Differential Diagnosis: Hypothyroidism, Postmenopausal syndrome, and type 1 diabetes mellitus
Plan and Treatment
- Tylenol daily for knee pain.
- Daily multivitamin.
- Metformin HCL 850 mg TID
- Lipitor 80 mg QHS
- Adherence to treatment
- Participate in physical activity and exercise
- Dietary modification
- Assess feet daily for wounds (Gnesin, et al., 2018; Goldstein & Mueller-Wieland, 2016)
Lab and Tests
- Full haemogram test
- Random blood glucose
- Fasting blood glucose
- Lipid test
- Thyroid functioning test
Dalal, P. K., & Agarwal, M. (2015). Postmenopausal Syndrome. Indian Journal of Psychiatry, S222-S232.
Gnesin, F., Thuesen, A. C., Kahler, L. K., Gluud, C., Madsbad, S., & Hemmingsen, B. (2018, January 3). Metformin Monotherapy for Adults with Type 2 Diabetes Mellitus. Wiley. Retrieved from http://onlinelibrary.wiley.com/doi/10.1002/14651858.CD012906/full
Goldstein, B. J., & Mueller-Wieland, D. (2016).
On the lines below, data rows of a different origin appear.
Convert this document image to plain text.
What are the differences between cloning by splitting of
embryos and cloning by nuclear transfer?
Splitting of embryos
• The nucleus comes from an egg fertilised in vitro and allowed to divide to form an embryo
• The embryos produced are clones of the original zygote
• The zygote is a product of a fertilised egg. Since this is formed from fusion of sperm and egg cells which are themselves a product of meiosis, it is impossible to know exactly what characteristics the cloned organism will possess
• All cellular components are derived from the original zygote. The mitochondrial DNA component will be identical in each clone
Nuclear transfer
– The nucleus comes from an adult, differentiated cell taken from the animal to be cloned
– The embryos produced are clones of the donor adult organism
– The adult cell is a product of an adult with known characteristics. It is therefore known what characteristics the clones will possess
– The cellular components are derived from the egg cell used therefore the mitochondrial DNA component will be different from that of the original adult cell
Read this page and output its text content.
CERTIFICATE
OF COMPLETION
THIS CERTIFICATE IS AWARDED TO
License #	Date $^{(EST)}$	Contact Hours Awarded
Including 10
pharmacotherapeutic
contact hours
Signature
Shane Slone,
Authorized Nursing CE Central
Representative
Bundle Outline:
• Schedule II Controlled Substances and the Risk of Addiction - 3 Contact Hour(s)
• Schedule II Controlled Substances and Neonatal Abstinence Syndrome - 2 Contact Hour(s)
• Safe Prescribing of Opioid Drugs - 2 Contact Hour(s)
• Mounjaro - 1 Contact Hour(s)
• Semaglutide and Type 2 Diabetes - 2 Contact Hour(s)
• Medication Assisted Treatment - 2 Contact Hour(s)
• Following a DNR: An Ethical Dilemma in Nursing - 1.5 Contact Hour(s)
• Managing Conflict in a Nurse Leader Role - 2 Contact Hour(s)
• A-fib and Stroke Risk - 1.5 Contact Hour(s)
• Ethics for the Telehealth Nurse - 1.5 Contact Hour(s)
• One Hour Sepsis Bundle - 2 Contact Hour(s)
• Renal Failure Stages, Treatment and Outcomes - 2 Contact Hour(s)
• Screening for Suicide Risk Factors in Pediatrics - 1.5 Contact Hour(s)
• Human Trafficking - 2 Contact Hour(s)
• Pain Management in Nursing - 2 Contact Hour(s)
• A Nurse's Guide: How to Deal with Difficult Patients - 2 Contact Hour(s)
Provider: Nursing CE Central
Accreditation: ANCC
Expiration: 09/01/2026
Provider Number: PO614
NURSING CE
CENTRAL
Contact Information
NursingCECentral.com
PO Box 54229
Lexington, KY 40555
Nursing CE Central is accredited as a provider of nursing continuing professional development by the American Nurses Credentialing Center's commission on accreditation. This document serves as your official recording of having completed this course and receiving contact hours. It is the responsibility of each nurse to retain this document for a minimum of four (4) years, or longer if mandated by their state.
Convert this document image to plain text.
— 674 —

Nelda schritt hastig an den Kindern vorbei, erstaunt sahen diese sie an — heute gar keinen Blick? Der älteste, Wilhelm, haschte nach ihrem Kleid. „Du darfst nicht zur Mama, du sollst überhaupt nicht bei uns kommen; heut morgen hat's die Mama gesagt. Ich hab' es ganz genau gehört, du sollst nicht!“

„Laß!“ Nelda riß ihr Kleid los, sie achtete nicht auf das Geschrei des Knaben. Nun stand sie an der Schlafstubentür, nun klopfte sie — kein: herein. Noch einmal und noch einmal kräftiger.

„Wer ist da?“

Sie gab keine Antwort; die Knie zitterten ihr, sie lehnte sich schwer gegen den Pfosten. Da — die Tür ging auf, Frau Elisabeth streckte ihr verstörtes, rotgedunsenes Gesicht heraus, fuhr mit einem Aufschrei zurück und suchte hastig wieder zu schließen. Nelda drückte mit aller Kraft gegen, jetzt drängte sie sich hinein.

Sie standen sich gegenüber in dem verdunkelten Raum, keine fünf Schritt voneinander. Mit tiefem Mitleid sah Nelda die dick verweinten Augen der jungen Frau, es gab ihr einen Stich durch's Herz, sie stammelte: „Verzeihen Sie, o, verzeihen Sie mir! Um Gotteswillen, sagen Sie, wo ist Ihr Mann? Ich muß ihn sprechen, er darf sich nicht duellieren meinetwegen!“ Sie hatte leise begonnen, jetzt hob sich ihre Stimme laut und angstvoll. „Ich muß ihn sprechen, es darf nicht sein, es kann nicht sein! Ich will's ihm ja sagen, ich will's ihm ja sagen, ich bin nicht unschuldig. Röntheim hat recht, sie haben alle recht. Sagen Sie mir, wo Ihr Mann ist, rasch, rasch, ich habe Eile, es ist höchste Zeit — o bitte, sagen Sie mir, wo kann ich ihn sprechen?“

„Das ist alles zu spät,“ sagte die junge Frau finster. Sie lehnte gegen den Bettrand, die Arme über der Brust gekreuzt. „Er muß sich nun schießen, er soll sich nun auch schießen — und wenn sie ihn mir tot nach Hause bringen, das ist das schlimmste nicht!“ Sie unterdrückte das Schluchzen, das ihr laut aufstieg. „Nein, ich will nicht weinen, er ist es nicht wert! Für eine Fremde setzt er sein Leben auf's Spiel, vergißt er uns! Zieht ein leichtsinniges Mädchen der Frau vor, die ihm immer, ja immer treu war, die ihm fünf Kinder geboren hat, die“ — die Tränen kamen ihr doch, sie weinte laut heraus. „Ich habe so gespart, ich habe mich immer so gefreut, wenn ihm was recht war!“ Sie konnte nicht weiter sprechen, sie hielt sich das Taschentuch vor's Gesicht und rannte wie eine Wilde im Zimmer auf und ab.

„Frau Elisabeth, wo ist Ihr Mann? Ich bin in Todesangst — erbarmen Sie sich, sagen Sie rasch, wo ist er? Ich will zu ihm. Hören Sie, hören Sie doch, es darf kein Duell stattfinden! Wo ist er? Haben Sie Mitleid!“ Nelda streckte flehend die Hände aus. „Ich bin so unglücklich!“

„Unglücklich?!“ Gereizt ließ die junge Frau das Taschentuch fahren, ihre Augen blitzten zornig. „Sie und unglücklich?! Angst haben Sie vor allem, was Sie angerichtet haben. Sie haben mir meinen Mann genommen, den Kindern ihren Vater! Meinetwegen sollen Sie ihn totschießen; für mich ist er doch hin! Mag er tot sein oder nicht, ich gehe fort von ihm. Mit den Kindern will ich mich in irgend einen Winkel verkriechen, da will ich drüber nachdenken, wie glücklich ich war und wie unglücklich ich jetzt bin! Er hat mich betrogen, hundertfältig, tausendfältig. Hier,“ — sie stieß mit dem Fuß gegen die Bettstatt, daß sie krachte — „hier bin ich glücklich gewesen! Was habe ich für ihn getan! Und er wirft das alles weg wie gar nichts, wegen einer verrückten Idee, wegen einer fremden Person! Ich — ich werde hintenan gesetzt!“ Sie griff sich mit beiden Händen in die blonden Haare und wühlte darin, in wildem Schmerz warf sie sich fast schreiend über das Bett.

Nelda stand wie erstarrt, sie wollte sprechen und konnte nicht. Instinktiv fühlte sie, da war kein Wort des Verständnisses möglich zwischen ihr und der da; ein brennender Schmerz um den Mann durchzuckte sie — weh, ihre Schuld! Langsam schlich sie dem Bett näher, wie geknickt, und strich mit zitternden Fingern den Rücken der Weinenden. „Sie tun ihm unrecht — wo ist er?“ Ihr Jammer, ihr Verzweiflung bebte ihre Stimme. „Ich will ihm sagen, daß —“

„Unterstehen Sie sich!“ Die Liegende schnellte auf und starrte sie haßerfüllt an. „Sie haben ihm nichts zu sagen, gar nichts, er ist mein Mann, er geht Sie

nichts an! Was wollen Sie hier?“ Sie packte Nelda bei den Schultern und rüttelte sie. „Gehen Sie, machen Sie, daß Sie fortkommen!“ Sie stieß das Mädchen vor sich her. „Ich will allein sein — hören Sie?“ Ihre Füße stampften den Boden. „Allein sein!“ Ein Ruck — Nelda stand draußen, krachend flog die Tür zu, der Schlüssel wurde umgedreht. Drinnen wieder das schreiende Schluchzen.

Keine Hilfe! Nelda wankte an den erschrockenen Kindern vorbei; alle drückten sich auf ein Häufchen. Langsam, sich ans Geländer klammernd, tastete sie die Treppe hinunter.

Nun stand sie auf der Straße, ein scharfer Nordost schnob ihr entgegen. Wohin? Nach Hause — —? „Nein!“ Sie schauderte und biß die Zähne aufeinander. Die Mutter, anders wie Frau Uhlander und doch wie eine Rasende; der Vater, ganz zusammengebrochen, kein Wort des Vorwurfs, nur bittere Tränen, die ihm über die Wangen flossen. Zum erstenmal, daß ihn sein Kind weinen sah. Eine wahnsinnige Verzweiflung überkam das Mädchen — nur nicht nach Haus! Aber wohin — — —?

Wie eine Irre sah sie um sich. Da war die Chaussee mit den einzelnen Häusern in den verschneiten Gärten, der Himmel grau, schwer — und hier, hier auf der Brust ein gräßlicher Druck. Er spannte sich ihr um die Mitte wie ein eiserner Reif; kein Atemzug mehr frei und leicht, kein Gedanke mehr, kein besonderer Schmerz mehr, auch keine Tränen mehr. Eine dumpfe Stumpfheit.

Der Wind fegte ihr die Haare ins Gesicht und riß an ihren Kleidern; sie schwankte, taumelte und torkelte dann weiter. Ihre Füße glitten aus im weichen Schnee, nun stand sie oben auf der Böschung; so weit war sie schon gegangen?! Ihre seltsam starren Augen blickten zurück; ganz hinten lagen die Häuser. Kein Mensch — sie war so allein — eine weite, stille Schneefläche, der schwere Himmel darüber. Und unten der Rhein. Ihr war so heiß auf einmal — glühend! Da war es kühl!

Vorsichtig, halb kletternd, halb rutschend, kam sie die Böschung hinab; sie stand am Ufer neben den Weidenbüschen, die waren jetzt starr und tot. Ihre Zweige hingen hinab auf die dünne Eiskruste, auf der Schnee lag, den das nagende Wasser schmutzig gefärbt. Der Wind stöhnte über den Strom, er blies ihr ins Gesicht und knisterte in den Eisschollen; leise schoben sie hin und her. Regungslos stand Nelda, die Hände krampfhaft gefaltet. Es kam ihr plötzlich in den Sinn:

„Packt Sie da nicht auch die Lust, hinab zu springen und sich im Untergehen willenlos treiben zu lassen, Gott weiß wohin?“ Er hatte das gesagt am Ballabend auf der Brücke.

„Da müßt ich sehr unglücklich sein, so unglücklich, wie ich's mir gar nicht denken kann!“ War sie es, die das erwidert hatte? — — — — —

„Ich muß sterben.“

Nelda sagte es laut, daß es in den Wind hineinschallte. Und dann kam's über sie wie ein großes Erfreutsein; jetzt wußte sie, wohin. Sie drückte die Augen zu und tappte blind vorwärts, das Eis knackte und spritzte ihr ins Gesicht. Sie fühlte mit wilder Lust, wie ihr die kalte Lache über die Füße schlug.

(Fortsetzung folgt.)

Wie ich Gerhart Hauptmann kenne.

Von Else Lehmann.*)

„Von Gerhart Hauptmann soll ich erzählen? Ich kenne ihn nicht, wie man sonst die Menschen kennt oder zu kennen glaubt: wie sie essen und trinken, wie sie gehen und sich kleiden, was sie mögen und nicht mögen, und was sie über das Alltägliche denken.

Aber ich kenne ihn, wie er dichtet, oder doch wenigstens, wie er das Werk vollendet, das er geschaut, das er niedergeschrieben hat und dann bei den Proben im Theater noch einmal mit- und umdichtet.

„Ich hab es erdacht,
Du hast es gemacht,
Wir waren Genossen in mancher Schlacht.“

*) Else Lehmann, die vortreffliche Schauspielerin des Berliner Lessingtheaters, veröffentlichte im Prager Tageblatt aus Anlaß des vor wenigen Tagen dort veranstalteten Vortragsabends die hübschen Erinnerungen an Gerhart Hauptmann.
Type 2 Diabetes: Principles and Practice, Second Edition. CRC Press.
Hotze, S. F. (2013). Hypothyroidism, Health & Happiness: The Riddle of Illness Revealed. Advantage.
Khardori, R. (2018, March 7). Type 2 Diabetes Mellitus. Medscape. Retrieved from https://emedicine.medscape.com/article/117853-overview#a3
Orlander, P. R. (2018, February 26). Hypothyroidism. Medscape. Retrieved from https://emedicine.medscape.com/article/122393-clinical
Pagana, K. D. (2013). Mosby’s Manual of Diagnostic and Laboratory Tests. Elsevier Health Sciences.